Cleveland-based Eaton plans to make three-phase transformers at its plant in Jonesville, east of Greenville, and is receiving local, state and federal incentives for the project. The company already makes three-phase transformers at two Wisconsin factories and also manufactures single-phase, pole-mount and pad-mount transformers in Nacogdoches, Texas.
Executives 18 months ago said they were spending more than $500 million to expand the capacity of those operations as they address the shortage of transformers in the United States and seek to catch up to strong demand for electrical equipment from utilities, data centers and other customers. In all, Easton has spent more than $1 billion on expansion projects over the past two-plus years.
“Electrical power demand is increasing dramatically and our solutions are at the heart of energy systems everywhere,” said Mike Yelton, president of the Americas in Eaton’s Electrical Sector group. “We’re grateful for the strong collaboration and support in South Carolina, where we have a long history of manufacturing and innovation.”
The Jonesville investment by Eaton is the latest in a series of moves by manufacturers looking to feed the appetite for equipment: Analysts at Wood Mackenzie last fall wrote that the U.S. market accounted for about half of the roughly $7 billion in announced investments made companies globally in 2023 and 2024. Researchers Xizhou Zhou and Devin Thomas said they had tracked at least 50 new factories in the works by 25 manufacturers.
Among them are:
• Electric Research Manufacturing Cooperative Inc., which is adding 400 jobs through a three-phase project in West Tennessee
• Newly former Voltaris Power LLC, formed by a New York private equity firm to bring together Pioneer Custom Electrical Products and Jefferson Electric
• TMC Transformers USA Inc., which is building a factory in Waynesville, Georgia, that will employ about 110 people
• Hitachi Energy, which is investing $70 million in a distribution transformer factory in Reynosa, Mexico, and spending $25 million to grow its South Boston, Virginia, transformer plant.

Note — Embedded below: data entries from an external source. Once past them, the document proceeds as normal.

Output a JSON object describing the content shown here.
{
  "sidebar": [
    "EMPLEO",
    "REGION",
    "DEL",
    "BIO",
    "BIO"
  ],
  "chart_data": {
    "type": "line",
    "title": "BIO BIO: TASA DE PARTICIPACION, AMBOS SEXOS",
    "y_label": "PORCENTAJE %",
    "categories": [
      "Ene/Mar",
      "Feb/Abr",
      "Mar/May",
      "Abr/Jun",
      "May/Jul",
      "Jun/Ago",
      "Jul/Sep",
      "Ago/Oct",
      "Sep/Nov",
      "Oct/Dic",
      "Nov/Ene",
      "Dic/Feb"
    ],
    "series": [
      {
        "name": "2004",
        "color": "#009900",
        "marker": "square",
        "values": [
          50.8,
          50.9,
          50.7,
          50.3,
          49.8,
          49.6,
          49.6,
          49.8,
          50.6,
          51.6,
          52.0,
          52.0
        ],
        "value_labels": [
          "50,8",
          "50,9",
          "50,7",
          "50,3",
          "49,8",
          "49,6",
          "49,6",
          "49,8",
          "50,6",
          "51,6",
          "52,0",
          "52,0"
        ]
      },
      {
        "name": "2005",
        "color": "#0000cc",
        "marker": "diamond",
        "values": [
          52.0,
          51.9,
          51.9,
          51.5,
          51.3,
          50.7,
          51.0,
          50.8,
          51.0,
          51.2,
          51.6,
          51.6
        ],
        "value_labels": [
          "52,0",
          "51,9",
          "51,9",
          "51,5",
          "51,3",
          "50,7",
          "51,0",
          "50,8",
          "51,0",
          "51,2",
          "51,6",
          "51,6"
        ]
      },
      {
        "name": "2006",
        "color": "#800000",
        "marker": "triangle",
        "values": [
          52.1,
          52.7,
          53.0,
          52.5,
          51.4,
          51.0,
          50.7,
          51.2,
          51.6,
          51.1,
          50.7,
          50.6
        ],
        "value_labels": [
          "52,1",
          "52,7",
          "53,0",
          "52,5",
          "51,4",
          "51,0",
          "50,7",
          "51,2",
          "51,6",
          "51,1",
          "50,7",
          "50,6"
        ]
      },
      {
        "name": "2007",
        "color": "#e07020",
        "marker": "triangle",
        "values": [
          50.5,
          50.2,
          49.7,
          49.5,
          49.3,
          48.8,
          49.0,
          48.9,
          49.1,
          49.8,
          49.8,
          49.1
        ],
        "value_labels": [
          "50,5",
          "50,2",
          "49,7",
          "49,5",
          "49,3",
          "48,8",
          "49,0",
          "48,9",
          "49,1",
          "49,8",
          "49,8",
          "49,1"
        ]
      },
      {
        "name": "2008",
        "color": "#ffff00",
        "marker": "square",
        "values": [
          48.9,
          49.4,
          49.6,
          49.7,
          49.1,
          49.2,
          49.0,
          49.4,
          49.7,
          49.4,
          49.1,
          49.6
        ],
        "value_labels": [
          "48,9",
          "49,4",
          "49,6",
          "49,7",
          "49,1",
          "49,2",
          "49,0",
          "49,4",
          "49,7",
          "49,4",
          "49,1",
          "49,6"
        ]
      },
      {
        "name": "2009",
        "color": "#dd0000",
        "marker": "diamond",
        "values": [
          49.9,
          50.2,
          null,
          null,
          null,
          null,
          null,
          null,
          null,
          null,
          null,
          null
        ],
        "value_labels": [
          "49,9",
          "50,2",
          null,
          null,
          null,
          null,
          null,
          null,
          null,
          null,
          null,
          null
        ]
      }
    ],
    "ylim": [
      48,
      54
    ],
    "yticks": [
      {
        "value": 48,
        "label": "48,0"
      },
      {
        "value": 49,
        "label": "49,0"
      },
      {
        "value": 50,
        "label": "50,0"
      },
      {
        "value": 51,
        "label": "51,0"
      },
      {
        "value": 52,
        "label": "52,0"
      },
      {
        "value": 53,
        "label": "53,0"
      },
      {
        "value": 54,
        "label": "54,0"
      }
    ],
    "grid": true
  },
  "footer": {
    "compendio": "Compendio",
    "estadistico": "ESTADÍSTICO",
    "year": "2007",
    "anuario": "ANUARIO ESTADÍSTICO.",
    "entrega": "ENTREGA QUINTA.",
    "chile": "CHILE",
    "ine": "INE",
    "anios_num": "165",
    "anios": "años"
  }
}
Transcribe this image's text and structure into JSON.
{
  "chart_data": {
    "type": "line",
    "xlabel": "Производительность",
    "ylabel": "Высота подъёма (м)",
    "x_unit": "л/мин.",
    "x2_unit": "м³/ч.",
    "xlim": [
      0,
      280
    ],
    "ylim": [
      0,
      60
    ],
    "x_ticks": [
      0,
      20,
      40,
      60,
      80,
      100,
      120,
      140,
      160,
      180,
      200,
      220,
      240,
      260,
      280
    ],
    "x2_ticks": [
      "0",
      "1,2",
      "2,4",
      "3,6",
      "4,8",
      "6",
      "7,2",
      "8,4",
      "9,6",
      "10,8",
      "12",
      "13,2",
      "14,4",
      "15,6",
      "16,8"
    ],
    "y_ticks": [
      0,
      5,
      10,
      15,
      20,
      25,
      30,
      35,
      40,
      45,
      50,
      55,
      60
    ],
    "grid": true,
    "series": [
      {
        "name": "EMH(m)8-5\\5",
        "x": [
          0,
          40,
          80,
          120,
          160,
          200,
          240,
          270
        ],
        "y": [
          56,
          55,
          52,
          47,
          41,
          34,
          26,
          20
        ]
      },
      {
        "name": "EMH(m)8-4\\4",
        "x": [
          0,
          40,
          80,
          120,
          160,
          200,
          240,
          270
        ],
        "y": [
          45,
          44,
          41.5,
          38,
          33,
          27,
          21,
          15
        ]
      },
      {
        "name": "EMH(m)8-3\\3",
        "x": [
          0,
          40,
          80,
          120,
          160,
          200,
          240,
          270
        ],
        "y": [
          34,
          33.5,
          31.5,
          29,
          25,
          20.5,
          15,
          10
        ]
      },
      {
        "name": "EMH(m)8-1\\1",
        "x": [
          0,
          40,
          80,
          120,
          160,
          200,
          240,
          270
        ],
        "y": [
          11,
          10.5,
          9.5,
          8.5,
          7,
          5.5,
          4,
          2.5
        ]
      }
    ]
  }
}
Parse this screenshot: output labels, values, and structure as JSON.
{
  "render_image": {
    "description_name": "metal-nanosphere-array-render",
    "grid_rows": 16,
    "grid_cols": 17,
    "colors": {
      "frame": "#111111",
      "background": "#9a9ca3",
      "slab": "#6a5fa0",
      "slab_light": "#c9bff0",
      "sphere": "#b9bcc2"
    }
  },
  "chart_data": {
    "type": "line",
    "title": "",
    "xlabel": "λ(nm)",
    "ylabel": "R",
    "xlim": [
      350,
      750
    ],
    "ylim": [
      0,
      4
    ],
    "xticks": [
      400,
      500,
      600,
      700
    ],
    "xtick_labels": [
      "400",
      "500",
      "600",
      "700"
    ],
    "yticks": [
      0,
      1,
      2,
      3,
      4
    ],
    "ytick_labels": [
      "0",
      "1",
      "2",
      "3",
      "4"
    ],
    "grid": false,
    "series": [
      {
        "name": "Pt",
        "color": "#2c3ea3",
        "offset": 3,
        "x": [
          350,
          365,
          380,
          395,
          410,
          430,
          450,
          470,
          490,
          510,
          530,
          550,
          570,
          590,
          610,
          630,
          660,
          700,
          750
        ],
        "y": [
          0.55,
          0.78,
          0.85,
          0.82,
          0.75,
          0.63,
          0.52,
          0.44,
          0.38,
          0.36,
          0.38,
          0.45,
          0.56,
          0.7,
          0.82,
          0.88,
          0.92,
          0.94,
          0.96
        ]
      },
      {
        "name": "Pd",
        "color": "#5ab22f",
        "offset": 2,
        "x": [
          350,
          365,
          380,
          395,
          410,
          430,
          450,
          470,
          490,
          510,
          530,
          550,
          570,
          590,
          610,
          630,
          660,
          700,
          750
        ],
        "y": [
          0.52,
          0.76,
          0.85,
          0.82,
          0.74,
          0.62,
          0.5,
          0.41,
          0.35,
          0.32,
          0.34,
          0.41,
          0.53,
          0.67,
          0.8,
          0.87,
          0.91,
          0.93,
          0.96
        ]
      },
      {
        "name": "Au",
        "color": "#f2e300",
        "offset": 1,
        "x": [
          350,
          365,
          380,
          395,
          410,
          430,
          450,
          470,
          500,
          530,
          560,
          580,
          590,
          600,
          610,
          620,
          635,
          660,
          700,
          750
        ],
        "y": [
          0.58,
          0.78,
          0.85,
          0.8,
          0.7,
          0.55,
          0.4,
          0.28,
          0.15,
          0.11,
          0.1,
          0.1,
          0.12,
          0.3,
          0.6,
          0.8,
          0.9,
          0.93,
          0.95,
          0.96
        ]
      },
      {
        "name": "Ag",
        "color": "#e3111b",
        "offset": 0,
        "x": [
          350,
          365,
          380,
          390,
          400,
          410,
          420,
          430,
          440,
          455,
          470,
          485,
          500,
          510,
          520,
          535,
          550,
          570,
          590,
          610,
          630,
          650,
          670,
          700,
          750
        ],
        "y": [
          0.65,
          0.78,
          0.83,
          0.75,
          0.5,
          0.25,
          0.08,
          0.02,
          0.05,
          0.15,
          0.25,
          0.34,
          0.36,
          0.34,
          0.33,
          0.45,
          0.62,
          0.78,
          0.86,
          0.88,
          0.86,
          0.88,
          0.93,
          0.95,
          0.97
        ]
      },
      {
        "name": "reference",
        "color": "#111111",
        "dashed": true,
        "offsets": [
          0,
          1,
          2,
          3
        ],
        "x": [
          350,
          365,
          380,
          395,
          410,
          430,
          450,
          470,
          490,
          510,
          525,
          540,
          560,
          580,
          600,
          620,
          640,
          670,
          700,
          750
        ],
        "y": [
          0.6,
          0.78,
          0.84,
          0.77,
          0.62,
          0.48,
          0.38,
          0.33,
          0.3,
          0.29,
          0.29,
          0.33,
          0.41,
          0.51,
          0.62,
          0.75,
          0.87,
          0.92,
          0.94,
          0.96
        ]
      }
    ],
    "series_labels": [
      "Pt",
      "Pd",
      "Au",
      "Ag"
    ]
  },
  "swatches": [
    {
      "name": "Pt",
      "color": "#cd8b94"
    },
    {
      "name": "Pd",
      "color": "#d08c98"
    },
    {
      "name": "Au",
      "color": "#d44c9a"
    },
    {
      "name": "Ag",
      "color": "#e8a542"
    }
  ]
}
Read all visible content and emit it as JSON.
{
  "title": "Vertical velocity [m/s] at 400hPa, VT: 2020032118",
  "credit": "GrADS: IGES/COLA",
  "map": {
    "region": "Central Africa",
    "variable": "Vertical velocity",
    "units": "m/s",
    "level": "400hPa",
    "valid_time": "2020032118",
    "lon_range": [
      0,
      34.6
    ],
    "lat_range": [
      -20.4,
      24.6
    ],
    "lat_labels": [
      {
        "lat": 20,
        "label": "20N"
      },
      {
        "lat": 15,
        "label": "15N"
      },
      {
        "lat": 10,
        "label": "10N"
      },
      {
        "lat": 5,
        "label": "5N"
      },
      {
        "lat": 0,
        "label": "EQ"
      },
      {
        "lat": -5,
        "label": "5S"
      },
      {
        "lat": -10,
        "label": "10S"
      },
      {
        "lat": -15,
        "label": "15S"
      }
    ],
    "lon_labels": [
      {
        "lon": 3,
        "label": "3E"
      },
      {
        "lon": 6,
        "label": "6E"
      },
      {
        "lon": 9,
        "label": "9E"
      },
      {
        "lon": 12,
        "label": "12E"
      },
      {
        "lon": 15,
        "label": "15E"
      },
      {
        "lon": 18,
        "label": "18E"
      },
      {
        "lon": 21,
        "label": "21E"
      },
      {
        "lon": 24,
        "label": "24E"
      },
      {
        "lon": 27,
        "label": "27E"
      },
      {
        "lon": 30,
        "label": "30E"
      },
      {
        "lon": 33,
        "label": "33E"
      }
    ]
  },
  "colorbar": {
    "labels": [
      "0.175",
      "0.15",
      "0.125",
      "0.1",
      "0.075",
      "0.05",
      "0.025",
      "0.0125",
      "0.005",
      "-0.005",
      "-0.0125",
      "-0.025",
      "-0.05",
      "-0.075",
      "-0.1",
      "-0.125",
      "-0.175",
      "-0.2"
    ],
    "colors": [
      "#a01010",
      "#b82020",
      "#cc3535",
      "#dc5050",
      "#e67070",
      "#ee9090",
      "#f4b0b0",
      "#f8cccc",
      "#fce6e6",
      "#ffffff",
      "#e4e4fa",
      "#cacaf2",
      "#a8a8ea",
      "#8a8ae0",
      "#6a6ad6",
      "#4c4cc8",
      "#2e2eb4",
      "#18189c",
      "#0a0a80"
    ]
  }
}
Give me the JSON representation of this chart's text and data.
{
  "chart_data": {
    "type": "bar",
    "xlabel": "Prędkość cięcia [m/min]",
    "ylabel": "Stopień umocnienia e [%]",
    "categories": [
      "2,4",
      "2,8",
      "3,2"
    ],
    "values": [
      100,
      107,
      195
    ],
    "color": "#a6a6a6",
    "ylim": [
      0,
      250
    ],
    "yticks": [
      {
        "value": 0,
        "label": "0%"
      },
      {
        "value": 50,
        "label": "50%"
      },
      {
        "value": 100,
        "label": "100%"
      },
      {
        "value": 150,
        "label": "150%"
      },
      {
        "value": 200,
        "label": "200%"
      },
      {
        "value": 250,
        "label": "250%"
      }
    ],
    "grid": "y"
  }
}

• Steel maker Cleveland-Cliffs Inc., which will invest $100 million and use a $50 million forgivable loan from the state of West Virginia to convert part of an idled mill into a distribution transformer factory.
Those companies and others are looking to maintain or grow their share of a market that is expected to more than double over the next decade. That forecast and today’s shortages—lead times are often more than two years for larger equipment, according to Wood Mackenzie research—have pushed equipment prices up substantially.